Note: Use AI for testing too. Connect a browser automation tool like Chrome DevTools MCP to your AI agent, pair it with a testing skill, and let it click through your feature, check layouts at different screen sizes, and flag visual or functional issues — before you even open the browser yourself.

Once everything passes, commit, push, and deploy. If you set up Vercel or Netlify in Step 1, pushing to GitHub triggers an automatic deploy. Your feature is live.

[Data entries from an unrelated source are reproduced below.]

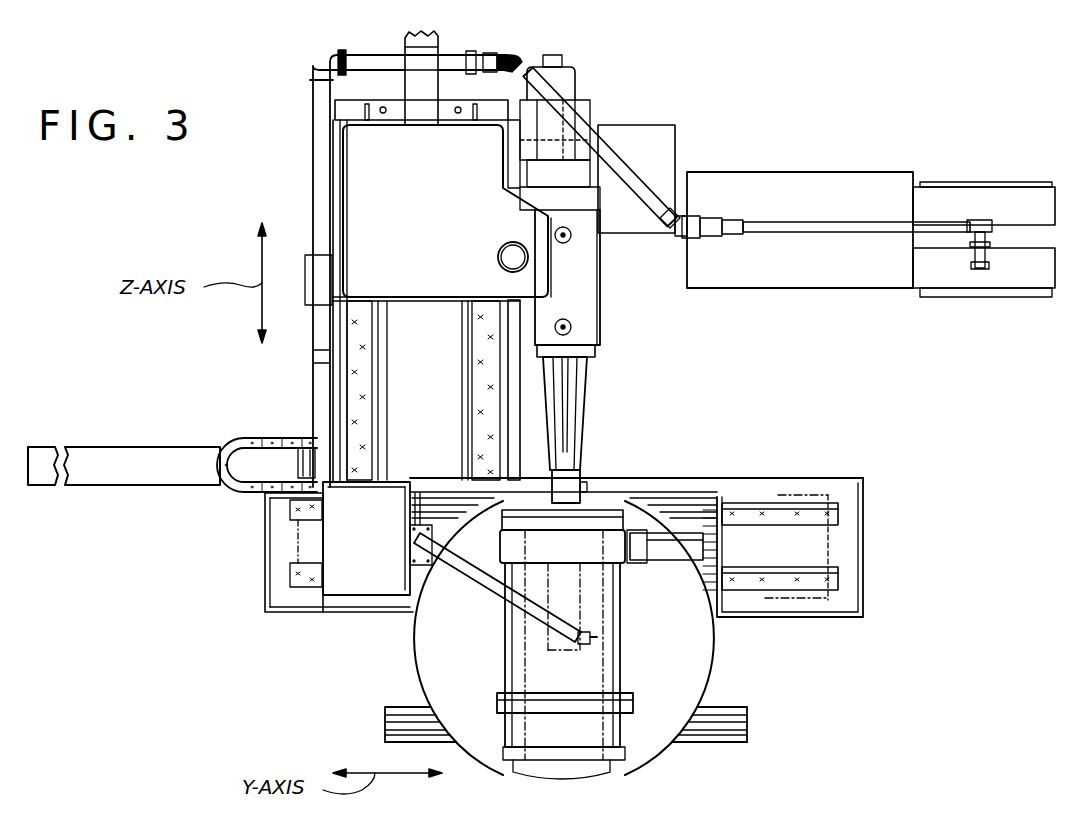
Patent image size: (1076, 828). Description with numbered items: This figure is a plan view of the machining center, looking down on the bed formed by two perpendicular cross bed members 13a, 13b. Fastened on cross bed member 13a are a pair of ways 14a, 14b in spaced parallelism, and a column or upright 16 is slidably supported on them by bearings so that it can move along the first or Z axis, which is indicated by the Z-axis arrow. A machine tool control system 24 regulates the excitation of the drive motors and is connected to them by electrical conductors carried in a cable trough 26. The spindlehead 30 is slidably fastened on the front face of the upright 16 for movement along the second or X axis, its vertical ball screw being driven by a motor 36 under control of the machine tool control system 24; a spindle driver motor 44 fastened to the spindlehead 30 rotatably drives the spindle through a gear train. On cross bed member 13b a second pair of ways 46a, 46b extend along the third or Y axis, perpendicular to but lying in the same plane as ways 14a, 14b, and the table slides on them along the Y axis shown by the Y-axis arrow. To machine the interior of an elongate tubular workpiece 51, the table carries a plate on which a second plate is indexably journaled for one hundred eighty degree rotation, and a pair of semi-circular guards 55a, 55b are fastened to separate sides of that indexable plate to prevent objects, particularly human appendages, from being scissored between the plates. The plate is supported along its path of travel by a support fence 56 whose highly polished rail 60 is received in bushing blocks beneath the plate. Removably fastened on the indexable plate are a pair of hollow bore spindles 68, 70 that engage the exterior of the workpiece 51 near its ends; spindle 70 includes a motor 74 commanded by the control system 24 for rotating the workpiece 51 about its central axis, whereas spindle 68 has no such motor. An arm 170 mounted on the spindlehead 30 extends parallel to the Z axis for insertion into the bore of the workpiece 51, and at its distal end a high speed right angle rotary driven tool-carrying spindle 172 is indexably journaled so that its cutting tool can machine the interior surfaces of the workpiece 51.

The cross bed member 13a is at (517, 427).
The cross bed member 13b is at (863, 548).
The way 14a is at (482, 393).
The way 14b is at (360, 370).
The column or upright 16 is at (410, 290).
The machine tool control system 24 is at (862, 275).
The cable trough 26 is at (850, 220).
The spindlehead 30 is at (588, 310).
The motor 36 is at (500, 256).
The spindle driver motor 44 is at (565, 77).
The way 46a is at (838, 585).
The way 46b is at (838, 515).
The tubular workpiece 51 is at (613, 647).
The semi-circular guard 55a is at (705, 660).
The semi-circular guard 55b is at (422, 667).
The support fence 56 is at (717, 747).
The rail 60 is at (743, 723).
The hollow bore spindle 68 is at (633, 705).
The hollow bore spindle 70 is at (513, 545).
The motor 74 is at (670, 548).
The arm 170 is at (583, 405).
The tool-carrying spindle 172 is at (583, 473).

Worried about AI code quality at scale? Read our data-driven analysis on vibe coding's scaling problem →

3 Mistakes That Slow Down First-Time Vibe Coders

After watching dozens of developers learn how to vibe code, these are the patterns that waste the most time:

  1. Prompting without a spec. You describe something vague, AI generates something vague, you spend 30 minutes iterating to get what you could have specified in 2 minutes of writing. The spec is the shortcut.
  2. No project context. Without context files, AI generates generic code that doesn't match your patterns. You end up with three different button styles, two API patterns, and a file structure that doesn't match anything else in the project.
  3. Accepting everything without review. AI is confident, not correct. It will generate code that looks right, runs without errors, and has a subtle auth bypass or a missing edge case. Always review the diff before accepting.

Every one of these mistakes is recoverable. But avoiding them from the start means you spend your time building features, not fixing AI's assumptions.